When I woke up to Russian text on my iPhone’s lock screen I knew something wasn’t right.
To sum it up, someone managed to hijack my Uber account and attempted to order several rides on two of my credit cards linked to my profile.
These attempts occurred in Russia while I was fast asleep in the United States.
My banks were quick to stop the fraud as I waited on Uber to reset my account.
Here’s what I learned:
This is common
A search for the terms “Uber” and “hacked” on Twitter will show users are regularly reporting their accounts have been hijacked in Russia.
A podcast known as Reply All found this has been happening and explores how hackers may get access to profiles.
So….how does it happen?
Uber has reportedly said it’s not the target of the hacks but that hackers are obtaining passwords from other social media accounts or from companies that have been hacked.
If you’re like me, you may have made the mistake of using the same password for several sites online.
(Honestly, if I had a different password for everything I log into, I’d probably have about 20-30 different passwords. Who wants to do that?)
Anyways, hackers may get your username and password combo from large databases that have been hacked (LinkedIn, Adobe for example) and apply that to Uber to see if it works.
The hackers can use special software to attempt “credential stuffing” according to one of the experts on the Reply All podcast.
What to do
If you’re waiting for Uber to respond, try tweeting at their @Uber_support account.
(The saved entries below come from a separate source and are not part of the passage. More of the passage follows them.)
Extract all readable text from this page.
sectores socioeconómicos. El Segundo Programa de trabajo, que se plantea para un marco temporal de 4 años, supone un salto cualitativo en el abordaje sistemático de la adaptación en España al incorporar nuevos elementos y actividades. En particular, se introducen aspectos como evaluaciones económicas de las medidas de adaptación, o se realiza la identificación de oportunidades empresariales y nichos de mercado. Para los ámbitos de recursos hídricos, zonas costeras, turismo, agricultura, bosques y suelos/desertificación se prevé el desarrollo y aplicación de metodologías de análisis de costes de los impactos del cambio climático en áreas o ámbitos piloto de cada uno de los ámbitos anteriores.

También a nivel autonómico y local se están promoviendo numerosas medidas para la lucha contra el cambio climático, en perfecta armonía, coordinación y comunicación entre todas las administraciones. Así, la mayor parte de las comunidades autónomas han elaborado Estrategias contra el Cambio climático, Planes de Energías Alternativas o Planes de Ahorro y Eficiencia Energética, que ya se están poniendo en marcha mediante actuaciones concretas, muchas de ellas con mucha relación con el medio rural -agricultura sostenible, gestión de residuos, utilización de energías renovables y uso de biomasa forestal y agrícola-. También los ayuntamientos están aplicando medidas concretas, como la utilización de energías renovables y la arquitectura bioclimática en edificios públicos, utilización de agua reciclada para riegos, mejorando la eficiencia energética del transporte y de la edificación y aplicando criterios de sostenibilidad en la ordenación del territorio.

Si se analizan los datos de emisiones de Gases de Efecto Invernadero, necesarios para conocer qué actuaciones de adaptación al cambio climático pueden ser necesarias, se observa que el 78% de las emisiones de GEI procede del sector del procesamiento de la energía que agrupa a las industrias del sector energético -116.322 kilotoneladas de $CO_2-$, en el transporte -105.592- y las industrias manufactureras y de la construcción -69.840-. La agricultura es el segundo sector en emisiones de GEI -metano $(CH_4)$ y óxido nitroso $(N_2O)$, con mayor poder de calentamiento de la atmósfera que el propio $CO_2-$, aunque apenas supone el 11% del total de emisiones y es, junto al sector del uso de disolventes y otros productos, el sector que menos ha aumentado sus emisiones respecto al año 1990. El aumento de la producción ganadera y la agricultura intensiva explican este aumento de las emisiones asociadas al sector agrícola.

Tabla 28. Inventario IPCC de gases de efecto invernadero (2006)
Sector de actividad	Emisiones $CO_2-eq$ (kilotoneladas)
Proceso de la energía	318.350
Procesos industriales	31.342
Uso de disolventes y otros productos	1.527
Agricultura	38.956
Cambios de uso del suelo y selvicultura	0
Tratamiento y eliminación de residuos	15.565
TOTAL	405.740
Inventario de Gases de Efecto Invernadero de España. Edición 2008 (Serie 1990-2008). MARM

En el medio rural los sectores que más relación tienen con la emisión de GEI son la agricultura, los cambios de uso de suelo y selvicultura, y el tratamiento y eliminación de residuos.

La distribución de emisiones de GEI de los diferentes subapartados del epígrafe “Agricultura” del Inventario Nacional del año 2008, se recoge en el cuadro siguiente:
Be courteous and polite. Eventually I got a response from this account and then about two hours later I got an email with a link to reset my Uber profile.
I’m going to be changing all of my passwords on every account I have using a password manager. These are apps that you can download that will generate passwords and then store them in a digital place for you to access when you need to log in.
How long does it take to resolve?
It took about 12 hours for Uber to respond and then resolve my account. Other users have reported on Twitter it’s taken Uber several days to make the fix. Again, things may work faster if you approach Uber through Twitter.
One thought on “What happens when your Uber account is hijacked ”
As soon as I install any App, the first thing I do is change the default permissions given to the app.
Deny access to send/receive messages, Make phone calls, read messages, read MMS, read contacts, access camera.